Wakil Menteri Ketenagakerjaan (Wamenaker) Dr. Ir. H. Afriansyah Noor, M.Si., IPU menjelaskan program tersebut. Ia menyampaikan penjelasan itu dalam wawancara bersama NU Media Jati Agung.
Wawancara berlangsung di Pondok Pesantren (Ponpes) Al Mimbar, Jombang, Jawa Timur. Kegiatan tersebut berlangsung pada Jumat (28/8/2026).
Afriansyah Noor hadir sebagai salah satu pemateri dalam kegiatan Sinau Bareng bertajuk “Muktamirin Pinggiran“. Forum tersebut membahas berbagai persoalan yang berkaitan dengan masyarakat dan generasi muda.
Dalam kesempatan itu, Afriansyah Noor menjelaskan sejumlah kebijakan pemerintah. Pemerintah terus mendorong peningkatan kompetensi generasi muda melalui berbagai program ketenagakerjaan.
Ia juga menekankan pentingnya pengalaman kerja bagi lulusan baru. Menurutnya, pengalaman tersebut dapat membantu lulusan menghadapi kebutuhan dunia usaha dan dunia industri.

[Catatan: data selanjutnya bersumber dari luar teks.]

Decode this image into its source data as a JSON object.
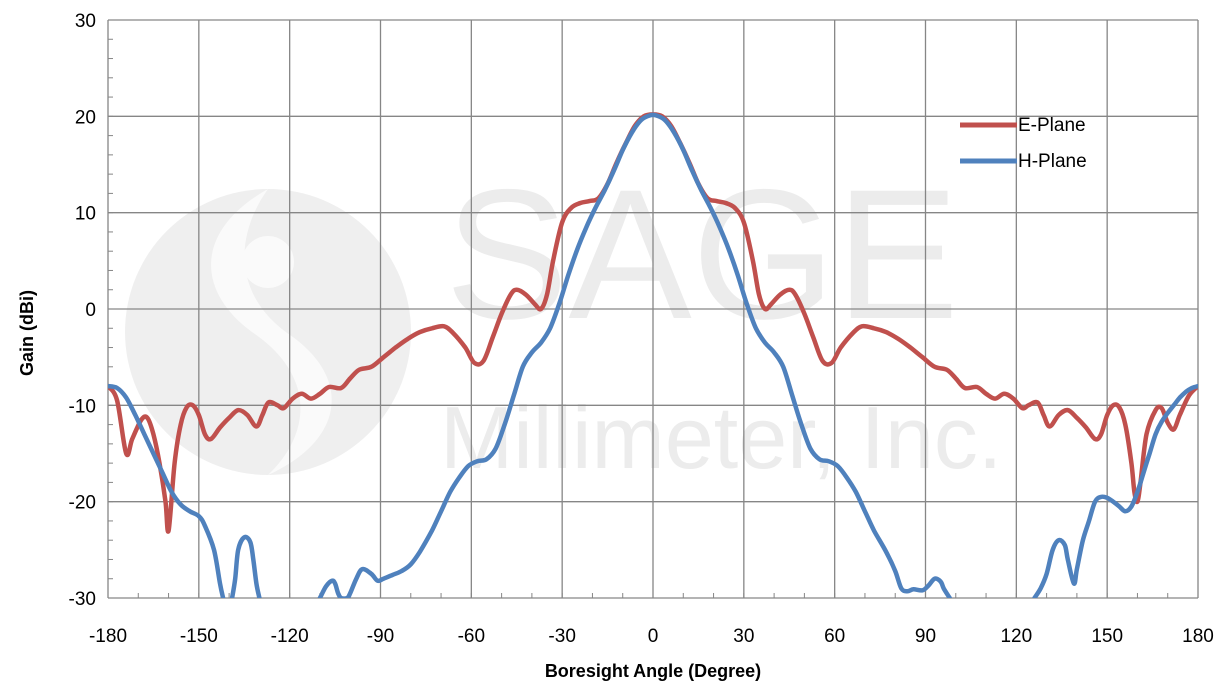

Sasaran Khusus Lulusan Baru
Program Magang Nasional 2026 menyasar lulusan perguruan tinggi yang baru menyelesaikan pendidikan. Pemerintah menetapkan batas waktu maksimal satu tahun setelah peserta menyelesaikan pendidikan tinggi.
Skema tersebut memberikan kesempatan kepada lulusan baru untuk mengenal lingkungan kerja secara langsung. Peserta juga dapat mengembangkan keterampilan sesuai kebutuhan perusahaan.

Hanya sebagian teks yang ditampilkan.